Enigszins buiten adem van het snelle lopen doet Mascha de deur open van het kerkgebouw aan de Lutherse Burgwal. “Ik heb nog even een hapje gegeten bij een van de kosters, die hierboven woont - dat kon precies.” Bij binnenkomst blijkt het kerkgebouw - enigszins verscholen in hartje Den Haag - een stuk groter dan verwacht. Mascha gaat voorop naar een van de zaaltjes.
Jonge koster
Bij een kop thee vertelt ze hoe ze 27 jaar geleden als student lid werd van de Evangelisch-Lutherse Gemeente in Den Haag. “Het eerste jaar wilde ik eigenlijk niks doen, maar dat mislukte”, lacht ze. “Ik ging gelijk al bij de cantorij. En toen de dominee hoorde dat ik in mijn vorige gemeente leiding had gegeven aan de kinderkerk, vroeg ze of ik dat hier ook wilde doen.”
Een paar jaar later vertrekt de koster. Mascha - net afgestudeerd - krijgt de vraag of ze een half jaar als interim-koster boven de kerk wil wonen, tot er een nieuwe koster is gevonden. “Moet je je voorstellen, een meisje van 24 in zo’n grote kerk in de binnenstad. Na concerten moest ik alle deuren dichtdoen en controleren of er geen zwervers in de wc’s zaten … Op de eerste avond dat ik hier woonde, werd er beneden voor de kerk iemand doodgeschoten. Mijn moeder zag dat op het journaal en belde me. Ik loog maar en zei: ‘Dat is helemaal aan het einde van de straat.’”
Misschien is ze er achteraf bezien wel wat te naïef ingestapt, zegt ze. Toch kijkt ze positief terug op haar tijd in de kosterij. “Ik ontmoette in die periode ook mijn huidige man. Hij was een leerling van onze vaste organist en kwam hier in de kerk studeren. Na afloop at hij dan bij mij.”
Behoefte peilen
Na haar tijd als interim-koster besluit Mascha om zich in te zetten als ouderling. Als jeugdouderling krijgt ze onder andere de kinderkerk onder haar hoede. In de loop van de tijd wordt ze daarnaast lid van de bloemschikgroep, meldt ze zich aan als lector en wordt ze voorzitter van de werkgroep publiciteit. Ook neemt ze de opmaak van het kerkblad voor haar rekening en bereidt ze samen met een van de kosters en zijn vrouw regelmatig uitgebreide maaltijden, voorafgaand aan activiteiten. Het klinkt misschien als veel, maar zo voelt het niet, benadrukt ze. “Alleen maar in de kerkbanken zitten en niksdoen, daar word ik echt niet gelukkig van. Ik wil graag overal een aandeel in hebben. Dingen regelen en afstemmen, peilen waar behoefte aan is in de gemeente en daar een aanbod voor bedenken - daar word ik blij van.”
Talenten
Vanaf 2009 stopt ze een aantal jaar als ouderling, maar de rest van haar activiteiten zet ze voort. Omdat ze zich betrokken voelt en er ‘lol in heeft’, maar óók omdat ze het als een opdracht ervaart, legt ze uit. “Ik heb veel met de gelijkenis over de talenten (Matteüs 25:14-30, red.). In dat verhaal hoor ik: je talenten mag je niet laten liggen, die moet je inzetten. Dat kun je als belastend zien, maar ik denk dat het de kunst is om het op zo’n manier te doen dat je er plezier uit blijft halen. Ik ben goed in organiseren, kan goed het overzicht bewaren. Ik vind dat ik daar wat mee moet doen. Eigenlijk gebruik ik in de kerk dezelfde vaardigheden die ik ook in mijn werk gebruik, als coördinator van het opleidingsaanbod van een revalidatiecentrum.”

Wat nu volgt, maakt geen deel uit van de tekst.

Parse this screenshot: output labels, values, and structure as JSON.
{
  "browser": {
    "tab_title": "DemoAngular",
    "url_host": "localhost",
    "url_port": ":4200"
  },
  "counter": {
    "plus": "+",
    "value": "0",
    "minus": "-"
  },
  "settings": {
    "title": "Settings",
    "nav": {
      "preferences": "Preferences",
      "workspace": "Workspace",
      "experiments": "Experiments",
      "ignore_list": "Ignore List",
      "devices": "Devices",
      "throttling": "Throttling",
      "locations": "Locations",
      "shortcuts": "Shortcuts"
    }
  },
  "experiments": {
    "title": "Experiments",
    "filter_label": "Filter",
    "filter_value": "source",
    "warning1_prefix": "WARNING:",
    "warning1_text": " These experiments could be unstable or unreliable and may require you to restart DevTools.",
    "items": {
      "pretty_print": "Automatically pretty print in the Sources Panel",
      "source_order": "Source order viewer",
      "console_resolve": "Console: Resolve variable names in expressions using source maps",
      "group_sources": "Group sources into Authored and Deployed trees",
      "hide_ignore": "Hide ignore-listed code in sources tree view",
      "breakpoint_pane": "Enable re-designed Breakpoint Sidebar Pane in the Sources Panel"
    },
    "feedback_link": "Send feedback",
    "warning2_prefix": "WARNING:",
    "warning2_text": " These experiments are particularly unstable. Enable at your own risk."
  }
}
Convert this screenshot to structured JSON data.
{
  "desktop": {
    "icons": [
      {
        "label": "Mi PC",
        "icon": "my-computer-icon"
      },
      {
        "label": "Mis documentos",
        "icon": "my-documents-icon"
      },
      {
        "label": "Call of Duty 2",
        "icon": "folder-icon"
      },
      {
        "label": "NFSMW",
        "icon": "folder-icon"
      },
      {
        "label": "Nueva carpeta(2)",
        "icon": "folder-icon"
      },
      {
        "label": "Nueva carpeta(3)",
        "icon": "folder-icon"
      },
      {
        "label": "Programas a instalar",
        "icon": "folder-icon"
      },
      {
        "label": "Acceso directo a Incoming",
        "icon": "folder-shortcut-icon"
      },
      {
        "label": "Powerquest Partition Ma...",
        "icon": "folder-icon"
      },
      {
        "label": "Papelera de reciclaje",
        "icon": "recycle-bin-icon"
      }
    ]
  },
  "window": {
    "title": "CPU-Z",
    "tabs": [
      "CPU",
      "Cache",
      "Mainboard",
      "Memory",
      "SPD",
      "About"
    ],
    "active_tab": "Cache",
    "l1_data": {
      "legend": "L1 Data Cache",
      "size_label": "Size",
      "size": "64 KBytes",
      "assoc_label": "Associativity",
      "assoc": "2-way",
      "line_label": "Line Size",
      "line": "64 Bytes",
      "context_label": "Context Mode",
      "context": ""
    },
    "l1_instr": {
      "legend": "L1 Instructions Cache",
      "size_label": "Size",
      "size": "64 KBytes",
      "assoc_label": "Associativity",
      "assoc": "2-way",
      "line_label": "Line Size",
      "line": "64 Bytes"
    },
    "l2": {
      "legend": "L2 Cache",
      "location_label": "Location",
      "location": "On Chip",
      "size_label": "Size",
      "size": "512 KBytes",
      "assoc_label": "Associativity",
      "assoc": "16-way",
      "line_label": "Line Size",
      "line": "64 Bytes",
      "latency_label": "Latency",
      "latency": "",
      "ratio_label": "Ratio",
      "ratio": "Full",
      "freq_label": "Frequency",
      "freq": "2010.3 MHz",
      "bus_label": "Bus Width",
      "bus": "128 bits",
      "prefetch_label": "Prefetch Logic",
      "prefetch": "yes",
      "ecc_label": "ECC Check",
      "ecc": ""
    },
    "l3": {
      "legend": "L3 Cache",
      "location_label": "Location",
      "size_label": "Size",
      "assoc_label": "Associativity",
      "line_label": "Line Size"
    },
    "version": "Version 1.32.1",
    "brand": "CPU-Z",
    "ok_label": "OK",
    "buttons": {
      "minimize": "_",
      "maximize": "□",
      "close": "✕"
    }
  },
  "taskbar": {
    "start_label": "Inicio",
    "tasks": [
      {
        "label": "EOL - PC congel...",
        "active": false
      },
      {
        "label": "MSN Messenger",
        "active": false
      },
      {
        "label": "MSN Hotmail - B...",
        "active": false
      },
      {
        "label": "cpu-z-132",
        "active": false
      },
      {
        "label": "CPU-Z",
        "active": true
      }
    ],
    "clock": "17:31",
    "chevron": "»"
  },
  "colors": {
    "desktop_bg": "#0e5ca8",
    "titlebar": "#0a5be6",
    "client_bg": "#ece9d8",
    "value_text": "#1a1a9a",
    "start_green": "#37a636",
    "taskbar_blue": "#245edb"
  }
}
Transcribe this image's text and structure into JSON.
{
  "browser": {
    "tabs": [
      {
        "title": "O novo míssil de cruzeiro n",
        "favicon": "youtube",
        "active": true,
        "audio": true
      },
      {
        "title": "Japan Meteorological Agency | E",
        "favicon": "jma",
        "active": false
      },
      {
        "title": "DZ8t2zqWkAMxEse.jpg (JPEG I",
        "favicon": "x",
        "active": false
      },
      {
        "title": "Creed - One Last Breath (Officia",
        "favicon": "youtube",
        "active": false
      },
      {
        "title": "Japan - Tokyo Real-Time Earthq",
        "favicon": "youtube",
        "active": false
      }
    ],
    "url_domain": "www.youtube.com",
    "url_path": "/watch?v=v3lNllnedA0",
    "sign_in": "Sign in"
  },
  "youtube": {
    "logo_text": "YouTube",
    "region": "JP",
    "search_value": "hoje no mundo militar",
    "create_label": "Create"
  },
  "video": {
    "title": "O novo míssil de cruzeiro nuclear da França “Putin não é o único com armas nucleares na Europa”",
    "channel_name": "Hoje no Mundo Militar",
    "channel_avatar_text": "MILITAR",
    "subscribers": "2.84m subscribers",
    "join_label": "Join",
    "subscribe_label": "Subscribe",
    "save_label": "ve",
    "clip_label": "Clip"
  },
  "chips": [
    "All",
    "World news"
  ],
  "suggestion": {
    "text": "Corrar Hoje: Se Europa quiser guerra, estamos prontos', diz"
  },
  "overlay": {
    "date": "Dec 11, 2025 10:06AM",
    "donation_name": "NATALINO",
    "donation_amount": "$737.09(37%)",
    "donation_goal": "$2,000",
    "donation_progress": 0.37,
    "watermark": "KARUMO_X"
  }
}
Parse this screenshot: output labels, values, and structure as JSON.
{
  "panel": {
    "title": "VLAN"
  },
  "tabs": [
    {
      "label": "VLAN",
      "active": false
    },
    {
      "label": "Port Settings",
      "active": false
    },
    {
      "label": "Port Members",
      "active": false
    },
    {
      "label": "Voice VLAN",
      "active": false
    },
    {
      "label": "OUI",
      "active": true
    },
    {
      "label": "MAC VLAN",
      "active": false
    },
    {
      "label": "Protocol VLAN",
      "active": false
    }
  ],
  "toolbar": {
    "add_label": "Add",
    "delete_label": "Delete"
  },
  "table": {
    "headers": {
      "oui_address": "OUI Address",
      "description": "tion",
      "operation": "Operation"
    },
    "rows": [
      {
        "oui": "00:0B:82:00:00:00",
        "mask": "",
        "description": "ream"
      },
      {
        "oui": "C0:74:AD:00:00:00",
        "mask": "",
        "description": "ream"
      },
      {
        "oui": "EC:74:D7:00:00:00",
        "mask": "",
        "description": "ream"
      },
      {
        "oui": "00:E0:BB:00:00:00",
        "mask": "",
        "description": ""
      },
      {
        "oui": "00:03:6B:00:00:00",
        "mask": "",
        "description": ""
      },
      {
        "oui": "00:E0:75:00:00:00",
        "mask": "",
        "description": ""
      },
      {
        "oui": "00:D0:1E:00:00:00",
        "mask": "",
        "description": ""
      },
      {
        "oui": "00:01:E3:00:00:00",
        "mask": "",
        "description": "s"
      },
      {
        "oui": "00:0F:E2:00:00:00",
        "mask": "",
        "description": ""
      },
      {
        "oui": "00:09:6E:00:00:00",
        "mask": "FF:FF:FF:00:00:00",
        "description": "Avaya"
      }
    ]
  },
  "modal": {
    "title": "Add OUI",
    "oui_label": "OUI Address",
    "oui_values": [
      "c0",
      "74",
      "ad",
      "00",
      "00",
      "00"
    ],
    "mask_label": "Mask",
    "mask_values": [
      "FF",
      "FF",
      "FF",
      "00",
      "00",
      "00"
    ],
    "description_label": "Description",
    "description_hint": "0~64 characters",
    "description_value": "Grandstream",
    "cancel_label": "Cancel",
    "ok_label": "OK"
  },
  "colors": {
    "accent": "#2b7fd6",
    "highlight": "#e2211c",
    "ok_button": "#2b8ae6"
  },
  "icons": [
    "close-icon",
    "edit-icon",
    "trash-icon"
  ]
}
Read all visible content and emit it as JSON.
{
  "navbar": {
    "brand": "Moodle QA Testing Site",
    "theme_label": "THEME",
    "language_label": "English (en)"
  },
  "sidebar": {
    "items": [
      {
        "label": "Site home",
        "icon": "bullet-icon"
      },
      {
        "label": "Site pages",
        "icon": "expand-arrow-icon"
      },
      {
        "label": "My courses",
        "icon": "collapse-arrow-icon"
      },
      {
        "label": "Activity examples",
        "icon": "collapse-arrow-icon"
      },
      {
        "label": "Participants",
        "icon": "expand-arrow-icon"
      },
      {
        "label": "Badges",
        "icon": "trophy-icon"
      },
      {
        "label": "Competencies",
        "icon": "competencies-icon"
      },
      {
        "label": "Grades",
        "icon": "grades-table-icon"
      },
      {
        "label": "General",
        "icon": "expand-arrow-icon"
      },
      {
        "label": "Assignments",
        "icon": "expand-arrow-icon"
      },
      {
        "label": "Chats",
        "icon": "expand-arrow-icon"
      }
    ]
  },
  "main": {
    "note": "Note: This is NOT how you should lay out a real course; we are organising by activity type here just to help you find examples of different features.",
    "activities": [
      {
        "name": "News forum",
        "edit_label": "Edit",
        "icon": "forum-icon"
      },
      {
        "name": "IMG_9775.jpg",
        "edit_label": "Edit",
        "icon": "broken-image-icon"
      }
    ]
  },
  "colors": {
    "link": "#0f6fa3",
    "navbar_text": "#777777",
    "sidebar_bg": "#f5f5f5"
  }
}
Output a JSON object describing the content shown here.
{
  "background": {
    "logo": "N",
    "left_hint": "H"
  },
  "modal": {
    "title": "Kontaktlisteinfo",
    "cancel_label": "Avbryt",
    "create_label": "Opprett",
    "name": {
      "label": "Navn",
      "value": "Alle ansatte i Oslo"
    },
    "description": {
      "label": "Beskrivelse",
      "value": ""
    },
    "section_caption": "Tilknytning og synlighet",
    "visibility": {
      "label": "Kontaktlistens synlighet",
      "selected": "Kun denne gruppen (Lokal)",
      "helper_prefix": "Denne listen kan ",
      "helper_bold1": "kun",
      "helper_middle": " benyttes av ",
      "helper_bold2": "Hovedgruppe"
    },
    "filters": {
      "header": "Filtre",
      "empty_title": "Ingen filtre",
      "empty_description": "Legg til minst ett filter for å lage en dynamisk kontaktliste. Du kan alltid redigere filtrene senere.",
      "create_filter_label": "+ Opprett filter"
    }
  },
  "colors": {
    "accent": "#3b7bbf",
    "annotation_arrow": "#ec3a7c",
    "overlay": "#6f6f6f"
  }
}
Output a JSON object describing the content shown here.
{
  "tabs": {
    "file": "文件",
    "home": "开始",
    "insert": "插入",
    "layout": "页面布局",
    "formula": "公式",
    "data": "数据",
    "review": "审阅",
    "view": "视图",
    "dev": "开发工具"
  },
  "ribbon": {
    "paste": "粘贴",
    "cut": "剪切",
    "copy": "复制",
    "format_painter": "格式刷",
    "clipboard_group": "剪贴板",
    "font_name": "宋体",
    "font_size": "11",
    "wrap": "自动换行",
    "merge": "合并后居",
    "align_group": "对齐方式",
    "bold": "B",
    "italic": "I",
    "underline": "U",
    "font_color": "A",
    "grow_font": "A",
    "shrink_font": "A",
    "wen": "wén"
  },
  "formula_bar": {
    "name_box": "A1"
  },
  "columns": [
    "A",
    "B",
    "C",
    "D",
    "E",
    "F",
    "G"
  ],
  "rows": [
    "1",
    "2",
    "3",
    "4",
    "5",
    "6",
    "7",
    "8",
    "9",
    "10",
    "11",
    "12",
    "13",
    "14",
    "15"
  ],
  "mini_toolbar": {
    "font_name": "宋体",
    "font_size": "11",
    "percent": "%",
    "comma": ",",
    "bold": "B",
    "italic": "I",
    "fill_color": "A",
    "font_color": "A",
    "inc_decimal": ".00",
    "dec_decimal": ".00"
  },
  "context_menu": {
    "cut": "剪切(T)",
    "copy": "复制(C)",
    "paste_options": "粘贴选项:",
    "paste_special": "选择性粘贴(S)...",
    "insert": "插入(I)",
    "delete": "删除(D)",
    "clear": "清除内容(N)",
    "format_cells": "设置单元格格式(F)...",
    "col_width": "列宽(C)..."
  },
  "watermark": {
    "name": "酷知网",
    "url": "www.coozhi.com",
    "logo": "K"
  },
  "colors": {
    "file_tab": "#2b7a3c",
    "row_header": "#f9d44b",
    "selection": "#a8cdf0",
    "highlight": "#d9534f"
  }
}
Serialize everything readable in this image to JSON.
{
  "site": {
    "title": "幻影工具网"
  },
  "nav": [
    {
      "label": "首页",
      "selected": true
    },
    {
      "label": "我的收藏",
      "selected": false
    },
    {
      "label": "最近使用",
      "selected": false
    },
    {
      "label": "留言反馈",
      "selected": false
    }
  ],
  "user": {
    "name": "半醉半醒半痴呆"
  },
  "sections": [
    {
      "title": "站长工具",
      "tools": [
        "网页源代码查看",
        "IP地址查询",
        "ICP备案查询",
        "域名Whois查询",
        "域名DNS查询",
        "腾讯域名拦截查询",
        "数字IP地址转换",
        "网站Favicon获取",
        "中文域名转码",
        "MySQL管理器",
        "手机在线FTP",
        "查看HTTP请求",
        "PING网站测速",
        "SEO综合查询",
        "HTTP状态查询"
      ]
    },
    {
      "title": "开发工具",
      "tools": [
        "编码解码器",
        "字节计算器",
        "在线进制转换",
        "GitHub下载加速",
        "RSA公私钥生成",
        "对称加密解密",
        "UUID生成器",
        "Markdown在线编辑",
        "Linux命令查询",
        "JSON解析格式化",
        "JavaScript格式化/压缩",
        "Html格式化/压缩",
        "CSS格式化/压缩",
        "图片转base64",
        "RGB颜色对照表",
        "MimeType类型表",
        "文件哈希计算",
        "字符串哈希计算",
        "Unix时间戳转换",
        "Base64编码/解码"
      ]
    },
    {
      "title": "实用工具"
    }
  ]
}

Een paar jaar geleden heeft ze opnieuw het ambt van ouderling opgepakt en is ze voorzitter geworden van het college van ouderlingen. Ook maakt ze inmiddels elk jaar het jaarboekje. “En recent was ik nog voorzitter van de beroepingscommissie. Maar dat is maar tijdelijk, hè.”
Bier met appel
Ondertussen borrelen er steeds weer nieuwe ideeën in haar op. “Toen het Reformatiejaar eraan kwam, wilden we naast alle serieuze dingen ook iets ludieks organiseren. Daarom nam ik met onze koster en twee leden van andere lutherse gemeenten het initiatief om Lutherbier te laten brouwen. Een recept met appel, was het idee. Vanwege die uitspraak die vaak aan Luther wordt toegeschreven: ‘Ook als ik wist dat morgen de wereld zou vergaan, zou ik vandaag nog een appelboompje planten.’”
Het Lutherbier wordt een groot succes. “Uiteindelijk was de eerste duizend liter al vergeven voor we zelfs maar wisten hoe het bier zou smaken. Daarom hebben we nog twee keer duizend liter laten produceren. Het liep een beetje uit de hand, mensen belden zelfs op met de vraag: hoe kan ik het bier het beste serveren tijdens de kerstmaaltijd?”
Beren op de weg
Mascha’s optimisme is wat haar betreft niet alleen een karaktertrek, maar ook verbonden met haar geloof. “Ik leef vanuit hoop. Ik geloof dat als je vanuit positiviteit met iets aan de slag gaat, je bijna zeker weet dat er iets goeds uit voortkomt. Dat gebeurt niet altijd op de manier die ik zelf had bedacht, maar toch: het komt goed.” Ze lacht. “Eigenlijk zie ik mezelf ook wel als een appelboompjesplanter.” Dat maakt dat ze veel van de grond krijgt, maar ook weleens botst met anderen. “Ik kan niet zo goed tegen mensen die constant beren op de weg zien.”
“Wil je de kerk en de rest van het gebouw nog even zien?” vraagt ze dan. In de gemeentezaal - imposante houten deuren, boeken aan de wand, een prominente piano - is één muur volledig bedekt met de namen van oud-predikanten en -kerkenraadsleden. Bij 2013 houdt de lijst op. “We moeten nog iemand vinden die in dit handschrift de laatste namen kan aanvullen”, legt Mascha uit. “Eigenlijk zou dat niet zo moeilijk moeten zijn. Als je een beetje kan handletteren zou je dat handschrift zo onder de knie moeten kunnen krijgen.” Er valt even een stilte. “Nee, laat ik dat toch maar niet doen.”